Drissa Coulibaly, GWS Operations Director explains DC-HSPA to the barmaid
The Register and Global Wireless Solutions Inc, aka GWS spent the last week of May and the first week of June testing the mobile phone networks around London. You can read more about how, why and where here.
Voice and Packet Data testing was conducted in tandem. Our backpacks contained both voice test devices as well as two data test devices per operator (3G and 4G). We’ll get on to the data in a later article so for now it’s the voice.
We’ll cut to the chase with the “which one is best”. The Winner was Vodafone by a hair over O2 with Three in third place just nudging ahead of EE in fourth place. Our magnificent Monopoly coverage map - for voice only, data will come at the weekend - is here.
Voice testing focused on 3G network predominantly, with fallback to 2G at the network decision level. While for our data testing we separated out technologies, for voice we used what the network chose to give us and tested that.
For the testing we looked at Accessibility (being able to make a call), Retainability (being able to keep the call active to completion) and Quality (the clarity of the call). Accessibility and Retainability were weighted 50/50 into a Reliability score and the Quality was used separately as another ranking factor.
If we had only looked at the reliability scores we would have had a dead heat between O2 and Vodafone for first place and between Three and EE for third place. Only by using voice quality - where Three came top, there was a dead heat between EE and Vodafone for second place and where O2 came last - were we able to produce a meaningful separation of the networks’ performance.
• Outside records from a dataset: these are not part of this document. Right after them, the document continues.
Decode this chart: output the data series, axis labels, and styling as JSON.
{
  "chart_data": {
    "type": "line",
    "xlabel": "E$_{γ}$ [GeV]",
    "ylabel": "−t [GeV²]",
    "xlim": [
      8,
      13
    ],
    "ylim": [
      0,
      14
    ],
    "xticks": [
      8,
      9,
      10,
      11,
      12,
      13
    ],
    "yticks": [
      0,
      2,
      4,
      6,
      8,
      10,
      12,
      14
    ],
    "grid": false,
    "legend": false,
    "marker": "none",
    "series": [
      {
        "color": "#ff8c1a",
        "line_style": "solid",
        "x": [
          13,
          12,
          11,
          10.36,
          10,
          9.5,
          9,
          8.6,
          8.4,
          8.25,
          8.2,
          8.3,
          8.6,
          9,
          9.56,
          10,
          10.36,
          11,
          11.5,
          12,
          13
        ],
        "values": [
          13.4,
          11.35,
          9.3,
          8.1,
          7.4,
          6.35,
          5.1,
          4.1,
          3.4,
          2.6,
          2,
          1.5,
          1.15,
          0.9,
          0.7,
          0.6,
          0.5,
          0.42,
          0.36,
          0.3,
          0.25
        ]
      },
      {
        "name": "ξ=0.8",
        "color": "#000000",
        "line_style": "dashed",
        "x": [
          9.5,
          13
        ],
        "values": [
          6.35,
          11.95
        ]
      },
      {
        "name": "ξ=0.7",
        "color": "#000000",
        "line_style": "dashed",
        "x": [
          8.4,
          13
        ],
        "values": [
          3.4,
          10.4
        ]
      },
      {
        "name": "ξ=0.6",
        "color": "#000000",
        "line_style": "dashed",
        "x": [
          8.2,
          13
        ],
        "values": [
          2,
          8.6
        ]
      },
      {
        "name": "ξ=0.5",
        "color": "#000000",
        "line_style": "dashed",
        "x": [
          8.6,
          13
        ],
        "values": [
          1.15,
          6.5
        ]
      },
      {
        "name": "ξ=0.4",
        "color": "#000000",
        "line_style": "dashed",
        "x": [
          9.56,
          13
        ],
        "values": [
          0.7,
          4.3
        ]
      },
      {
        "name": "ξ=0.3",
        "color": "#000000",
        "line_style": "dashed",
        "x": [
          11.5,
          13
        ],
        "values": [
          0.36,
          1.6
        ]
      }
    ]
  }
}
To measure quality we looked at the signal to noise ratio of Ec/Io, and although we didn’t factor it into the rankings we also looked at how often the call dropped back to 2G. What we did do when a call dropped to GSM was use a metric called RxQual to derive the voice quality so our measurement of what sounded best is a blend of the data.
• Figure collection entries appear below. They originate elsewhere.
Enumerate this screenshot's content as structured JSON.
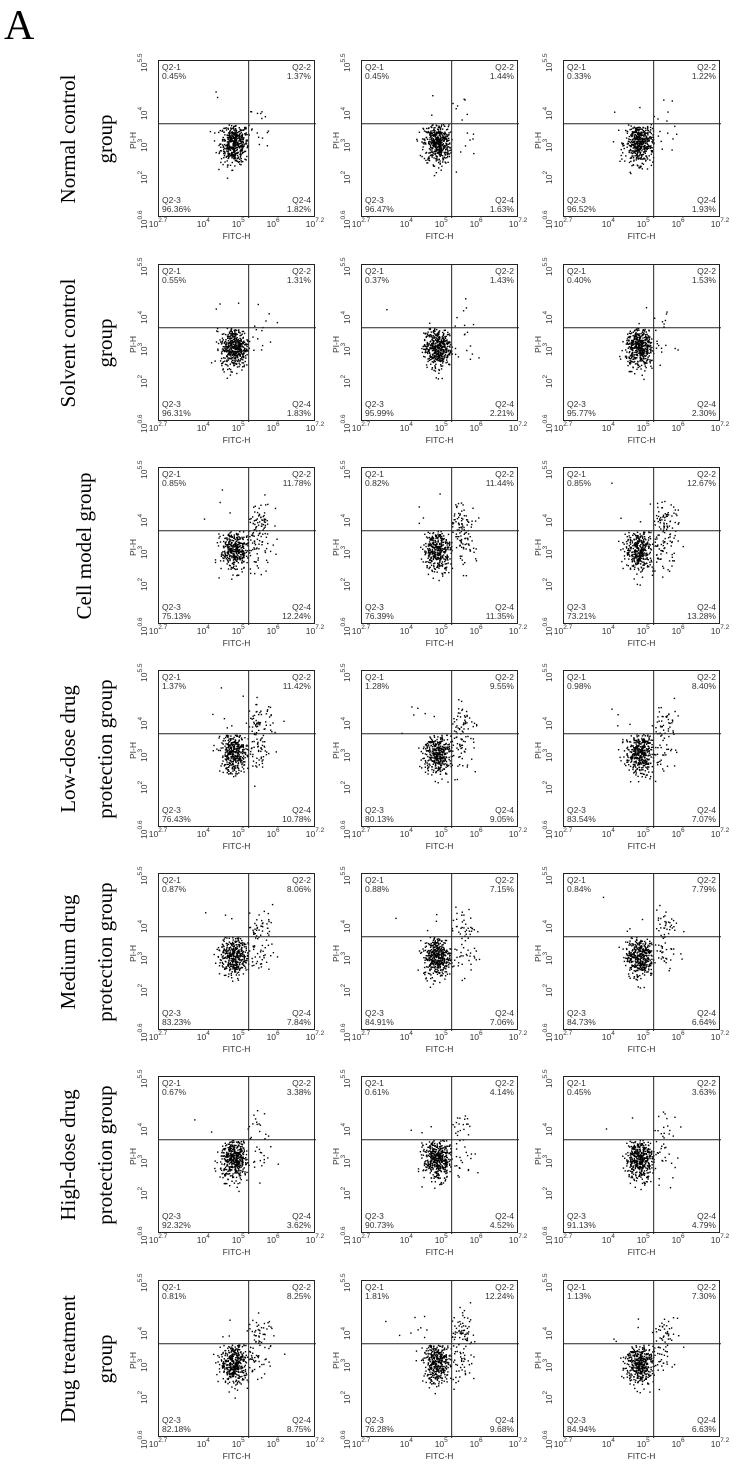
{
  "panel_letter": "A",
  "chart_data": {
    "type": "scatter",
    "x_label": "FITC-H",
    "y_label": "PI-H",
    "xlim_log10": [
      2.7,
      7.2
    ],
    "ylim_log10": [
      0.6,
      5.5
    ],
    "x_ticks": [
      {
        "base": "10",
        "exp": "2.7"
      },
      {
        "base": "10",
        "exp": "4"
      },
      {
        "base": "10",
        "exp": "5"
      },
      {
        "base": "10",
        "exp": "6"
      },
      {
        "base": "10",
        "exp": "7.2"
      }
    ],
    "x_tick_values": [
      2.7,
      4,
      5,
      6,
      7.2
    ],
    "y_ticks": [
      {
        "base": "10",
        "exp": "5.5"
      },
      {
        "base": "10",
        "exp": "4"
      },
      {
        "base": "10",
        "exp": "3"
      },
      {
        "base": "10",
        "exp": "2"
      },
      {
        "base": "10",
        "exp": "0.6"
      }
    ],
    "y_tick_values": [
      5.5,
      4,
      3,
      2,
      0.6
    ],
    "gate_log10": {
      "x": 5.27,
      "y": 3.54
    },
    "quadrant_names": [
      "Q2-1",
      "Q2-2",
      "Q2-3",
      "Q2-4"
    ],
    "groups": [
      {
        "label_lines": [
          "Normal control",
          "group"
        ],
        "replicates": [
          {
            "q1": "0.45%",
            "q2": "1.37%",
            "q3": "96.36%",
            "q4": "1.82%"
          },
          {
            "q1": "0.45%",
            "q2": "1.44%",
            "q3": "96.47%",
            "q4": "1.63%"
          },
          {
            "q1": "0.33%",
            "q2": "1.22%",
            "q3": "96.52%",
            "q4": "1.93%"
          }
        ]
      },
      {
        "label_lines": [
          "Solvent control",
          "group"
        ],
        "replicates": [
          {
            "q1": "0.55%",
            "q2": "1.31%",
            "q3": "96.31%",
            "q4": "1.83%"
          },
          {
            "q1": "0.37%",
            "q2": "1.43%",
            "q3": "95.99%",
            "q4": "2.21%"
          },
          {
            "q1": "0.40%",
            "q2": "1.53%",
            "q3": "95.77%",
            "q4": "2.30%"
          }
        ]
      },
      {
        "label_lines": [
          "Cell model group"
        ],
        "replicates": [
          {
            "q1": "0.85%",
            "q2": "11.78%",
            "q3": "75.13%",
            "q4": "12.24%"
          },
          {
            "q1": "0.82%",
            "q2": "11.44%",
            "q3": "76.39%",
            "q4": "11.35%"
          },
          {
            "q1": "0.85%",
            "q2": "12.67%",
            "q3": "73.21%",
            "q4": "13.28%"
          }
        ]
      },
      {
        "label_lines": [
          "Low-dose drug",
          "protection group"
        ],
        "replicates": [
          {
            "q1": "1.37%",
            "q2": "11.42%",
            "q3": "76.43%",
            "q4": "10.78%"
          },
          {
            "q1": "1.28%",
            "q2": "9.55%",
            "q3": "80.13%",
            "q4": "9.05%"
          },
          {
            "q1": "0.98%",
            "q2": "8.40%",
            "q3": "83.54%",
            "q4": "7.07%"
          }
        ]
      },
      {
        "label_lines": [
          "Medium drug",
          "protection group"
        ],
        "replicates": [
          {
            "q1": "0.87%",
            "q2": "8.06%",
            "q3": "83.23%",
            "q4": "7.84%"
          },
          {
            "q1": "0.88%",
            "q2": "7.15%",
            "q3": "84.91%",
            "q4": "7.06%"
          },
          {
            "q1": "0.84%",
            "q2": "7.79%",
            "q3": "84.73%",
            "q4": "6.64%"
          }
        ]
      },
      {
        "label_lines": [
          "High-dose drug",
          "protection group"
        ],
        "replicates": [
          {
            "q1": "0.67%",
            "q2": "3.38%",
            "q3": "92.32%",
            "q4": "3.62%"
          },
          {
            "q1": "0.61%",
            "q2": "4.14%",
            "q3": "90.73%",
            "q4": "4.52%"
          },
          {
            "q1": "0.45%",
            "q2": "3.63%",
            "q3": "91.13%",
            "q4": "4.79%"
          }
        ]
      },
      {
        "label_lines": [
          "Drug treatment",
          "group"
        ],
        "replicates": [
          {
            "q1": "0.81%",
            "q2": "8.25%",
            "q3": "82.18%",
            "q4": "8.75%"
          },
          {
            "q1": "1.81%",
            "q2": "12.24%",
            "q3": "76.28%",
            "q4": "9.68%"
          },
          {
            "q1": "1.13%",
            "q2": "7.30%",
            "q3": "84.94%",
            "q4": "6.63%"
          }
        ]
      }
    ]
  }
}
Jasper and Simon look for something to do while Drissa and Fabrice are out testing Oxford Street
The 28 test locations represent places on the Monopoly board, so we had hoped to get a second tier of winners for the colour groups of Purple, Brown, Pink, Green, Blue, Orange, Red and Yellow. We also looked at the London stations. Eagle-eyed readers will spot that we didn’t include Fenchurch Street. This is a reflection of our rigour: we tested Fenchurch, but when we looked at the data we found a number of anomalies in the set and as we want all our testing to be something we can stand behind it was dropped from the mix.
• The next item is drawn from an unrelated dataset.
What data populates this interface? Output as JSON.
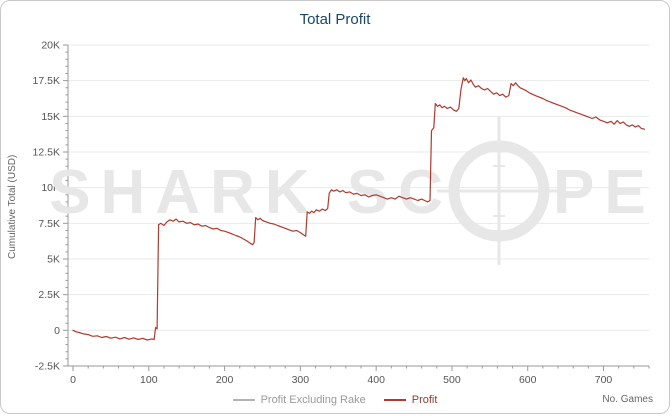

The Water Works we used was at Chelsea, The Electricity company was represented by Battersea power station and we took readings around Pentonville jail. We did try rolling three doubles in the hope of getting sent inside but that didn’t work.
The results when analysed meant that with reliability mostly in the high 90 per cent range it’s too close to call a winner. The worst reliability was O2 at Pentonville Jail at 91 per cent but that was with a low number of calls – 23 on O2 and 89 across the four networks.